Furthermore, if the vehicle speed-handle angle map changes to a larger control time region during turning, the control time T _P determined in step S9 is the control time already stored in the map memory. Since it is larger than T _M , step S10
Control time T (= T _P − T _M ) that needs to be added in
is determined, and control for the control time T is commanded in step S12.

[Effect of idea]

As detailed above, according to the present invention, when the roll displacement of the vehicle body is predicted or detected, the communication valve that communicates between the left and right fluid spring chambers is shut off, and a set amount of fluid is supplied to the sinking side fluid spring chamber.

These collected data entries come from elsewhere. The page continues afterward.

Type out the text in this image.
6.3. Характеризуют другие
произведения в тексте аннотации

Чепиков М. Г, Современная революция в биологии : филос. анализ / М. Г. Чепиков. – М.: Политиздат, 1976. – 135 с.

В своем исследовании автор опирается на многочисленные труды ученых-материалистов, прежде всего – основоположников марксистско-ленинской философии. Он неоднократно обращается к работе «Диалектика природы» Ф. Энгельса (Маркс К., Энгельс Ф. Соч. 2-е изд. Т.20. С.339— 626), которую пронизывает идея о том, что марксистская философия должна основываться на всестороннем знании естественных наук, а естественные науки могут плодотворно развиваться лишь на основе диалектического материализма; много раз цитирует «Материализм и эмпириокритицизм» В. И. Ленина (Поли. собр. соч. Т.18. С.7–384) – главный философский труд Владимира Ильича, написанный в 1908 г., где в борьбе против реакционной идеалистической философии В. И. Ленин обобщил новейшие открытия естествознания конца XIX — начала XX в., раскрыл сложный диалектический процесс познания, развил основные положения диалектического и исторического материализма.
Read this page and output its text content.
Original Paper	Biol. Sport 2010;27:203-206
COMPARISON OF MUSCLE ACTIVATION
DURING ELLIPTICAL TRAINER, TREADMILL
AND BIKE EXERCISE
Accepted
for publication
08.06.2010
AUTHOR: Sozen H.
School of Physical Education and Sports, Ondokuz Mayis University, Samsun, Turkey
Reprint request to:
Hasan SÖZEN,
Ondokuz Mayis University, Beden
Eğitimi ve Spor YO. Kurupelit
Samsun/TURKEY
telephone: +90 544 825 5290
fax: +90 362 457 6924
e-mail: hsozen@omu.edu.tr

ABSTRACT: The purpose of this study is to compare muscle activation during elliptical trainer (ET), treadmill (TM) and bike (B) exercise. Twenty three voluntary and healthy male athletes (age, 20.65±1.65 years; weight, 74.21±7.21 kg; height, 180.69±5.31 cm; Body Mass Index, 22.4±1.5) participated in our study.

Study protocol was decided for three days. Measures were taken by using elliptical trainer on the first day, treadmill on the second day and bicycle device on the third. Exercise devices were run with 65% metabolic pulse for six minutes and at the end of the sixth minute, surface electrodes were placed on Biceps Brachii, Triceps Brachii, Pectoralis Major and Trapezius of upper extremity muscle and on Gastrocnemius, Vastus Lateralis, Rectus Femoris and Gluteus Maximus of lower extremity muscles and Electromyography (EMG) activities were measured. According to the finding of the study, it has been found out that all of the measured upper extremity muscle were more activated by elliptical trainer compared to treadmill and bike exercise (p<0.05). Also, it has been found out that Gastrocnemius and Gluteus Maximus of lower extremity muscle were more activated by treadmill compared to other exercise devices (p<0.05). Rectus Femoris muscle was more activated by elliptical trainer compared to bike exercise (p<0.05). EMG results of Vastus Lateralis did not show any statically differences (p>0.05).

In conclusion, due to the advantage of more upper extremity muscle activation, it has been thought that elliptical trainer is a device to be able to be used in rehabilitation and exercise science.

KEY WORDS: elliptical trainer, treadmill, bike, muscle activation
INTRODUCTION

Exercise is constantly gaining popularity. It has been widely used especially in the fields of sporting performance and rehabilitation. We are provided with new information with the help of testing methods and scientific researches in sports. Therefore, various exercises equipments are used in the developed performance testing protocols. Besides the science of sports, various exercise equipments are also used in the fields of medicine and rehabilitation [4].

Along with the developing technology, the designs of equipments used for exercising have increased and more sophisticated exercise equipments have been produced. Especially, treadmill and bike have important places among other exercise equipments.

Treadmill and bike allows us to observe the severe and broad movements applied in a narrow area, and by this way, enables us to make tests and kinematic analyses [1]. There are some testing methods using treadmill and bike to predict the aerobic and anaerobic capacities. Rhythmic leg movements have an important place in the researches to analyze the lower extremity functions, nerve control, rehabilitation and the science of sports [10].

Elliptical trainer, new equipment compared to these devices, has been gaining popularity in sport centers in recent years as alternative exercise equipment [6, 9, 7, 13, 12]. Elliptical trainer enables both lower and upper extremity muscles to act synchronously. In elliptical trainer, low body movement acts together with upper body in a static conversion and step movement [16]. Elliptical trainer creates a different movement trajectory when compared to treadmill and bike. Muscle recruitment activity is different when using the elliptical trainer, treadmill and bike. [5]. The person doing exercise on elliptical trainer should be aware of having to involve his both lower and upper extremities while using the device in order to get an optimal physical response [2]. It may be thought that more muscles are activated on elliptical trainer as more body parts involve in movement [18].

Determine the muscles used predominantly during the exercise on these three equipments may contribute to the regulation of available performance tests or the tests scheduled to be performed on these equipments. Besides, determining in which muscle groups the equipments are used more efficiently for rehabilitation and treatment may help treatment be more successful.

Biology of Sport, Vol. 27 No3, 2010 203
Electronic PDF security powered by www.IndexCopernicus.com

In a suspension device that performs roll control by supplying fluid and discharging a set amount of fluid from the fluid spring chamber on the floating side, after the roll control described above, the steering wheel angle is in the neutral range and the lateral acceleration is below the set value. Since the communication valve is opened for the first time to restore the roll control, the roll control is not promoted at the time of restoration, and it is possible to provide an electronically controlled suspension device that can improve riding comfort.

[Brief explanation of the drawing]

FIG. 1 is a diagram showing an electronically controlled suspension system according to an embodiment of the invention, FIG. 2 is a flowchart showing the operation of the embodiment, and FIG. 3 is a diagram showing a vehicle speed-handle angle map. 11a-11d...main air spring chamber, 12a-1
2d...Sub-air spring chamber, 16...Controller,
22a to 22d... Air supply solenoid valve, 2
3a to 23d...Exhaust solenoid valve, 27
F, 27R...Communication solenoid valve.

Claims (1)

[Scope of utility model registration request] A fluid spring chamber interposed between the wheel and the vehicle body provided for each wheel, a fluid supply and discharge device that controls the supply and discharge of fluid in the fluid spring chamber, and the fluid spring chamber on the left wheel side and the right a communication control means for controlling a state of communication with the fluid spring chamber on the wheel side; a steering sensor for detecting a steering state; and a communication control means for the communication means when a turning state of the vehicle is detected based on the output of the steering sensor. A roll control system that executes roll control in which fluid is switched to a non-communicating state and fluid is supplied to the fluid spring chamber on the outside of the turn and fluid is discharged from the fluid spring chamber on the inside of the turn in accordance with the control target determined according to the output of the steering sensor. The suspension device includes an acceleration sensor for detecting acceleration in the left and right direction acting on the vehicle body, and the roll control means includes:
After execution of the roll control, when the steering angle detected by the steering sensor falls within the set neutral range and the lateral acceleration detected by the acceleration sensor falls below the set value, the communication control means is brought into communication. An electronically controlled suspension device characterized by executing return control for switching.